Managing side effects
- Regular exercise, particularly activities that involve your bones holding your body’s weight, such as walking, can also help to minimise your chance of developing osteoporosis.
- You should also ensure that you obtain adequate calcium in your diet and avoid smoking and excessive alcohol consumption.
- Because steroids might promote weight gain or an increase in hunger, it’s critical to monitor your weight while using them.
- Making healthy eating choices and including physical activity into your daily routine should help you prevent gaining weight.
- Steroids can cause bone weakness, which can lead to osteoporosis. This syndrome increases your chances of breaking a bone, even after mild falls or bumps.
- To assist avoid this, your doctor may suggest you to take bisphosphonates, or calcium and vitamin D supplements, in addition to the steroids.
Effects on other treatments
- Steroids can be used with other medications. Some drugs, however, can interfere with steroids, so talk to your doctor before starting any new prescriptions, and tell anybody else who is treating you what you’re taking.
- Do not use over-the-counter or herbal medicines without first seeing your doctor, rheumatology nurse, or pharmacist.

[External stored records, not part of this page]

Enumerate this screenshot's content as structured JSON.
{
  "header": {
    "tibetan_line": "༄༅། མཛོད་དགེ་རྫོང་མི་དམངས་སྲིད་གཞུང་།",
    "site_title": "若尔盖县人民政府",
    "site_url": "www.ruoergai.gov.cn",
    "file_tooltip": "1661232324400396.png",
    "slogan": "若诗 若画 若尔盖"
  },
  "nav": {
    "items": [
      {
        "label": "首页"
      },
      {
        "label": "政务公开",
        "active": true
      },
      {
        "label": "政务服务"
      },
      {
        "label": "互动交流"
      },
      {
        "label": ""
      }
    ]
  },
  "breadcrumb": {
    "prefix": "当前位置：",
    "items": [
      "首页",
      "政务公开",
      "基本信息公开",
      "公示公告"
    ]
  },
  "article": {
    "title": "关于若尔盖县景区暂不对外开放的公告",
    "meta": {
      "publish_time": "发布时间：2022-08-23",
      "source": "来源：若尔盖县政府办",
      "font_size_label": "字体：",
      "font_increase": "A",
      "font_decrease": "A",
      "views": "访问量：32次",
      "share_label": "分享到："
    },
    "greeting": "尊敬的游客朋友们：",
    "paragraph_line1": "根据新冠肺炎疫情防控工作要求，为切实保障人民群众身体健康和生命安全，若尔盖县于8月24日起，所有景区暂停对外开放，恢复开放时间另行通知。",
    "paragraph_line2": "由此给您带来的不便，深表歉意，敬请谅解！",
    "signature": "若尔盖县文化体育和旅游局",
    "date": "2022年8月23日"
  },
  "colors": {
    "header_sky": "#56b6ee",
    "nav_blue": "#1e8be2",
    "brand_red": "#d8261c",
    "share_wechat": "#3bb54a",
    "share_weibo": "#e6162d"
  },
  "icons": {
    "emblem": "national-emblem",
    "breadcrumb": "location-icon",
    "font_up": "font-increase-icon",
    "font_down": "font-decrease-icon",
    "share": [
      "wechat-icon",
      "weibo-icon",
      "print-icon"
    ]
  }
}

- Some of the medicines listed below may interact with steroids, so inform your doctor if you are taking any of them:
- blood thinners or anticoagulants, such as warfarin
- medications for epilepsy, such as phenytoin or carbamazepine,
- diabetes drugs Xofigo, a prostate cancer treatment
- If you’re taking steroid pills, you should avoid live vaccines like yellow fever.

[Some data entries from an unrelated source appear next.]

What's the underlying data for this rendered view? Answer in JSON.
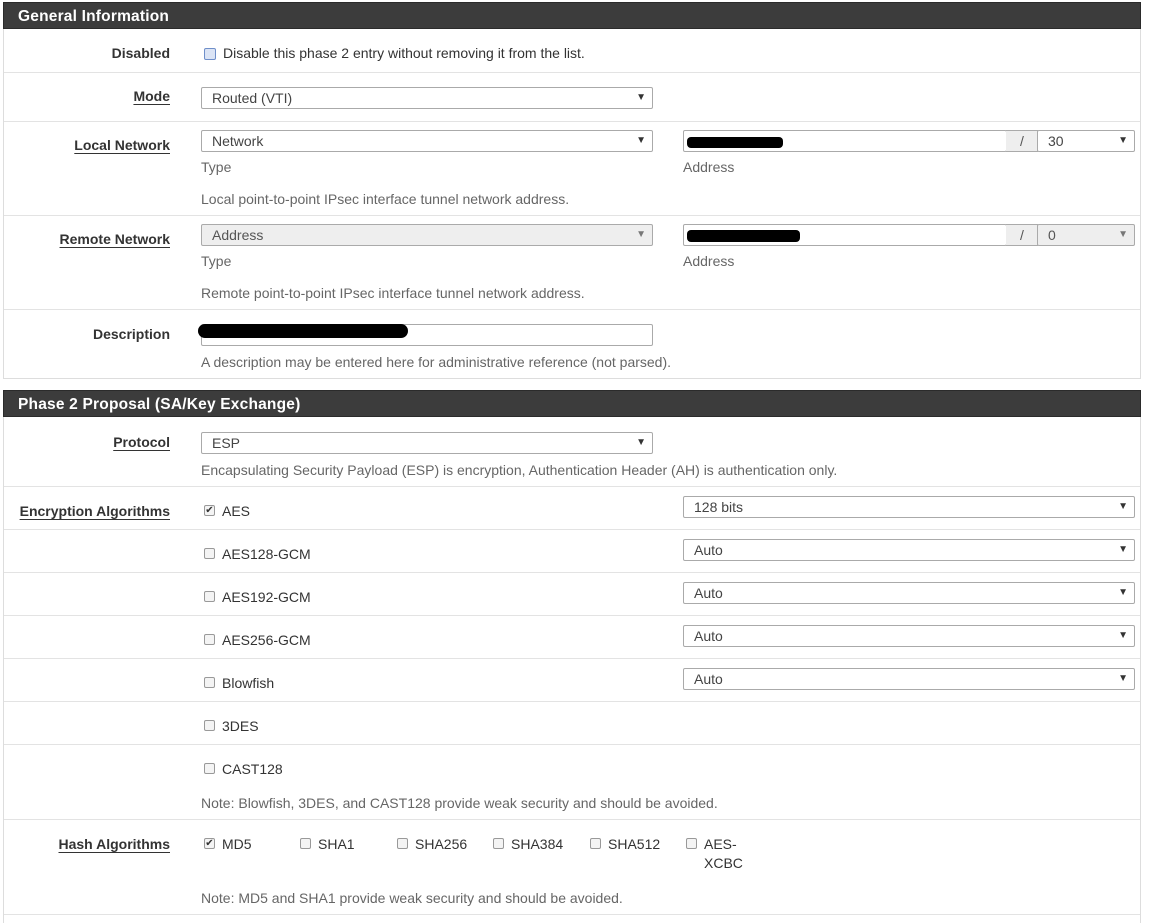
{
  "general": {
    "header": "General Information",
    "disabled": {
      "label": "Disabled",
      "text": "Disable this phase 2 entry without removing it from the list."
    },
    "mode": {
      "label": "Mode",
      "value": "Routed (VTI)"
    },
    "local": {
      "label": "Local Network",
      "type_value": "Network",
      "type_sub": "Type",
      "address_sub": "Address",
      "slash": "/",
      "mask": "30",
      "help": "Local point-to-point IPsec interface tunnel network address."
    },
    "remote": {
      "label": "Remote Network",
      "type_value": "Address",
      "type_sub": "Type",
      "address_sub": "Address",
      "slash": "/",
      "mask": "0",
      "help": "Remote point-to-point IPsec interface tunnel network address."
    },
    "description": {
      "label": "Description",
      "help": "A description may be entered here for administrative reference (not parsed)."
    }
  },
  "phase2": {
    "header": "Phase 2 Proposal (SA/Key Exchange)",
    "protocol": {
      "label": "Protocol",
      "value": "ESP",
      "help": "Encapsulating Security Payload (ESP) is encryption, Authentication Header (AH) is authentication only."
    },
    "encryption": {
      "label": "Encryption Algorithms",
      "items": [
        {
          "name": "AES",
          "checked": true,
          "keylen": "128 bits"
        },
        {
          "name": "AES128-GCM",
          "checked": false,
          "keylen": "Auto"
        },
        {
          "name": "AES192-GCM",
          "checked": false,
          "keylen": "Auto"
        },
        {
          "name": "AES256-GCM",
          "checked": false,
          "keylen": "Auto"
        },
        {
          "name": "Blowfish",
          "checked": false,
          "keylen": "Auto"
        },
        {
          "name": "3DES",
          "checked": false
        },
        {
          "name": "CAST128",
          "checked": false
        }
      ],
      "note": "Note: Blowfish, 3DES, and CAST128 provide weak security and should be avoided."
    },
    "hash": {
      "label": "Hash Algorithms",
      "items": [
        {
          "name": "MD5",
          "checked": true
        },
        {
          "name": "SHA1",
          "checked": false
        },
        {
          "name": "SHA256",
          "checked": false
        },
        {
          "name": "SHA384",
          "checked": false
        },
        {
          "name": "SHA512",
          "checked": false
        },
        {
          "name": "AES-",
          "name2": "XCBC",
          "checked": false
        }
      ],
      "note": "Note: MD5 and SHA1 provide weak security and should be avoided."
    }
  },
  "icons": {
    "dropdown": "chevron-down-icon",
    "checkmark": "check-icon"
  },
  "colors": {
    "header_bg": "#3c3c3c",
    "header_text": "#ffffff",
    "help_text": "#666666"
  }
}
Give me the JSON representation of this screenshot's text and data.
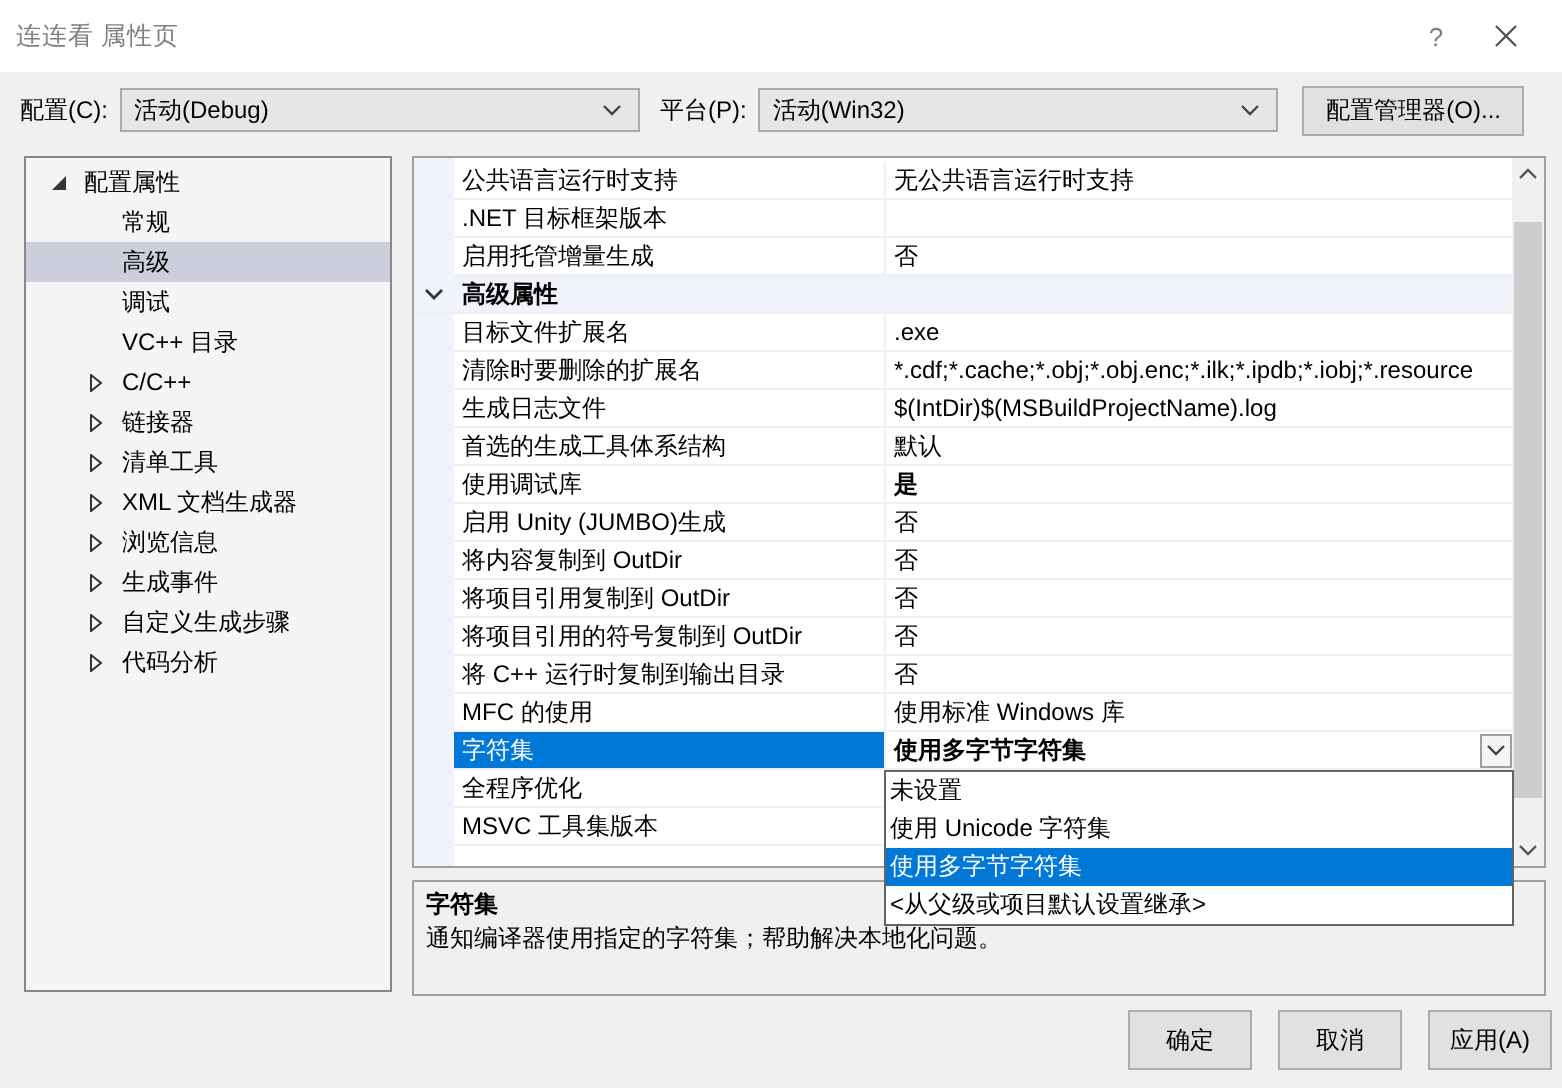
{
  "window": {
    "title": "连连看 属性页",
    "help": "?"
  },
  "config": {
    "label": "配置(C):",
    "value": "活动(Debug)"
  },
  "platform": {
    "label": "平台(P):",
    "value": "活动(Win32)"
  },
  "config_manager_button": "配置管理器(O)...",
  "tree": [
    {
      "label": "配置属性",
      "expanded": true,
      "selected": false,
      "children": [
        {
          "label": "常规",
          "selected": false
        },
        {
          "label": "高级",
          "selected": true
        },
        {
          "label": "调试",
          "selected": false
        },
        {
          "label": "VC++ 目录",
          "selected": false
        },
        {
          "label": "C/C++",
          "expanded": false,
          "selected": false
        },
        {
          "label": "链接器",
          "expanded": false,
          "selected": false
        },
        {
          "label": "清单工具",
          "expanded": false,
          "selected": false
        },
        {
          "label": "XML 文档生成器",
          "expanded": false,
          "selected": false
        },
        {
          "label": "浏览信息",
          "expanded": false,
          "selected": false
        },
        {
          "label": "生成事件",
          "expanded": false,
          "selected": false
        },
        {
          "label": "自定义生成步骤",
          "expanded": false,
          "selected": false
        },
        {
          "label": "代码分析",
          "expanded": false,
          "selected": false
        }
      ]
    }
  ],
  "properties": [
    {
      "kind": "property",
      "name": "公共语言运行时支持",
      "value": "无公共语言运行时支持",
      "modified": false,
      "selected": false
    },
    {
      "kind": "property",
      "name": ".NET 目标框架版本",
      "selected": false
    },
    {
      "kind": "property",
      "name": "启用托管增量生成",
      "value": "否",
      "modified": false,
      "selected": false
    },
    {
      "kind": "category",
      "name": "高级属性",
      "expanded": true
    },
    {
      "kind": "property",
      "name": "目标文件扩展名",
      "value": ".exe",
      "modified": false,
      "selected": false
    },
    {
      "kind": "property",
      "name": "清除时要删除的扩展名",
      "value": "*.cdf;*.cache;*.obj;*.obj.enc;*.ilk;*.ipdb;*.iobj;*.resource",
      "modified": false,
      "selected": false
    },
    {
      "kind": "property",
      "name": "生成日志文件",
      "value": "$(IntDir)$(MSBuildProjectName).log",
      "modified": false,
      "selected": false
    },
    {
      "kind": "property",
      "name": "首选的生成工具体系结构",
      "value": "默认",
      "modified": false,
      "selected": false
    },
    {
      "kind": "property",
      "name": "使用调试库",
      "value": "是",
      "modified": true,
      "selected": false
    },
    {
      "kind": "property",
      "name": "启用 Unity (JUMBO)生成",
      "value": "否",
      "modified": false,
      "selected": false
    },
    {
      "kind": "property",
      "name": "将内容复制到 OutDir",
      "value": "否",
      "modified": false,
      "selected": false
    },
    {
      "kind": "property",
      "name": "将项目引用复制到 OutDir",
      "value": "否",
      "modified": false,
      "selected": false
    },
    {
      "kind": "property",
      "name": "将项目引用的符号复制到 OutDir",
      "value": "否",
      "modified": false,
      "selected": false
    },
    {
      "kind": "property",
      "name": "将 C++ 运行时复制到输出目录",
      "value": "否",
      "modified": false,
      "selected": false
    },
    {
      "kind": "property",
      "name": "MFC 的使用",
      "value": "使用标准 Windows 库",
      "modified": false,
      "selected": false
    },
    {
      "kind": "property",
      "name": "字符集",
      "value": "使用多字节字符集",
      "modified": true,
      "selected": true
    },
    {
      "kind": "property",
      "name": "全程序优化",
      "selected": false
    },
    {
      "kind": "property",
      "name": "MSVC 工具集版本",
      "selected": false
    }
  ],
  "dropdown_options": [
    {
      "label": "未设置",
      "selected": false
    },
    {
      "label": "使用 Unicode 字符集",
      "selected": false
    },
    {
      "label": "使用多字节字符集",
      "selected": true
    },
    {
      "label": "<从父级或项目默认设置继承>",
      "selected": false
    }
  ],
  "description": {
    "title": "字符集",
    "text": "通知编译器使用指定的字符集；帮助解决本地化问题。"
  },
  "buttons": [
    "确定",
    "取消",
    "应用(A)"
  ]
}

- A live vaccine may be required in some cases, but your doctor will discuss the potential dangers and benefits with you, and it may depend on the dose of steroids you’re taking.

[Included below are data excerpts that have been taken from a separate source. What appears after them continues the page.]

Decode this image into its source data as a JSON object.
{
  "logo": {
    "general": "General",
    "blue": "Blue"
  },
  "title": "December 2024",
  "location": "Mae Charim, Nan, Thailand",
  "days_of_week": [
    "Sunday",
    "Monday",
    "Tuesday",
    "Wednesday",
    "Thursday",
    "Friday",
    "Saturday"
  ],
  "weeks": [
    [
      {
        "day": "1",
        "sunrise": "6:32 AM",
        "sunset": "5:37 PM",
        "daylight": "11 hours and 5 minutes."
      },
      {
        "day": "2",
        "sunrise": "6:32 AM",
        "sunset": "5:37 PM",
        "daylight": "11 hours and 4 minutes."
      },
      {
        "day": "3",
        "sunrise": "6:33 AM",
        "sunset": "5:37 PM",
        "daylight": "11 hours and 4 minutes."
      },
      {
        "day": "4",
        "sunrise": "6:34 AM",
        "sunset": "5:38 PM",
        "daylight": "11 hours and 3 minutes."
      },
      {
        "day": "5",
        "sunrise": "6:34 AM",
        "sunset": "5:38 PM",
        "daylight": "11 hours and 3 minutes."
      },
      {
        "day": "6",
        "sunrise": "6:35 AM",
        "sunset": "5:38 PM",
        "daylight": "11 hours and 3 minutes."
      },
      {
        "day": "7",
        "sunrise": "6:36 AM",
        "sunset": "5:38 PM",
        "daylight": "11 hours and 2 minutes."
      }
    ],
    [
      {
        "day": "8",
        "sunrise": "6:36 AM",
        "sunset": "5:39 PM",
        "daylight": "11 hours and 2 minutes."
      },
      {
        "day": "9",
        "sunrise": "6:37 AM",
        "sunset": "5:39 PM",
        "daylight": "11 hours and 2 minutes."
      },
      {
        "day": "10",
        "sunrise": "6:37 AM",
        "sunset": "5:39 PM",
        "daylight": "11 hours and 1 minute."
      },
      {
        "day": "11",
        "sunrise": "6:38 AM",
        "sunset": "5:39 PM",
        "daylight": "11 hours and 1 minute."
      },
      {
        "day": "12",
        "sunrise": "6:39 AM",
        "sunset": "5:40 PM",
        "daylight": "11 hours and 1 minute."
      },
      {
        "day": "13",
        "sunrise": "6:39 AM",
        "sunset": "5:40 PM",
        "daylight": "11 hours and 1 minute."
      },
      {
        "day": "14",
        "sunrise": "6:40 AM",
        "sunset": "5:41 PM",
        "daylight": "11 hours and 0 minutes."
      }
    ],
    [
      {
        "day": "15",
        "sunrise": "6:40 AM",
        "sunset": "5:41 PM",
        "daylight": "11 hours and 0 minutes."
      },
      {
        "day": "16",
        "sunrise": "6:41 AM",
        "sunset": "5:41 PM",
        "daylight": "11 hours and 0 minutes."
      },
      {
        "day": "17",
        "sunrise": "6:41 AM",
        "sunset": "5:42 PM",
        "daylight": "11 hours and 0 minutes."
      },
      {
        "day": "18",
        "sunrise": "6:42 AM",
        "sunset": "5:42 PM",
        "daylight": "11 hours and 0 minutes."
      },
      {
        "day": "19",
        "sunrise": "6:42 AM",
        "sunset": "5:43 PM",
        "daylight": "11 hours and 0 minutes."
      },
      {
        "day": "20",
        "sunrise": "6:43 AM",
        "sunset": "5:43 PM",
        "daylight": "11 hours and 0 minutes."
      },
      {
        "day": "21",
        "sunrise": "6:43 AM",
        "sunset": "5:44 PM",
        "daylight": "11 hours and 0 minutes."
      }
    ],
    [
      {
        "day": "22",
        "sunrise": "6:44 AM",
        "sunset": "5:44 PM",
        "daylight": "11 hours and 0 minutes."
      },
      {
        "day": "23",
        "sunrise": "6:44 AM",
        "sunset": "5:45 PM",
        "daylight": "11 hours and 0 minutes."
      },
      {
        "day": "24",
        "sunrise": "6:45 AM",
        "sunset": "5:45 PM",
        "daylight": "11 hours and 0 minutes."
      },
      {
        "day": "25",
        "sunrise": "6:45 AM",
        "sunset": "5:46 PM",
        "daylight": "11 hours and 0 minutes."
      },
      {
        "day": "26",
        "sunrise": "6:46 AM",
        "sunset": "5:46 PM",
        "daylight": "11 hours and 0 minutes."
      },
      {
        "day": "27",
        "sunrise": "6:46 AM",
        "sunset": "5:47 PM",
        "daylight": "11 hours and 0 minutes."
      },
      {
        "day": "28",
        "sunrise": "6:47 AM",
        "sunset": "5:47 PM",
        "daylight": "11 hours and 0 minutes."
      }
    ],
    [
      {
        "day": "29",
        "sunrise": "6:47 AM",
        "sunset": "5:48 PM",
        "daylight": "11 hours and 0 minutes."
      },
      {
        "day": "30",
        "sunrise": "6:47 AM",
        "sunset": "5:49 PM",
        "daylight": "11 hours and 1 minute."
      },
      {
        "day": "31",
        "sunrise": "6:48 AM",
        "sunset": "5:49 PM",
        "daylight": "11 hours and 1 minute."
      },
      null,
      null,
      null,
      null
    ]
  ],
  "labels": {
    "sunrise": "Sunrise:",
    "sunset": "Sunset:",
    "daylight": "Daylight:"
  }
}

- It is OK to receive immunizations while using a steroid cream, but you must inform the person administering the injection to avoid the area being treated with the cream.
- If you’re on a modest dose of steroids, you might be able to have the live shingles vaccination (Zostavax). There is also a non-live shingles vaccine (Shingrix) that you may be able to use instead. Your medical staff will be able to advise you on this.
- Because they are not live vaccinations, the vaccine against the most prevalent cause of pneumonia and the yearly flu vaccine do not interact with steroid pills.
- It is critical that you obtain these immunizations in order to lower your risks of contracting certain infections.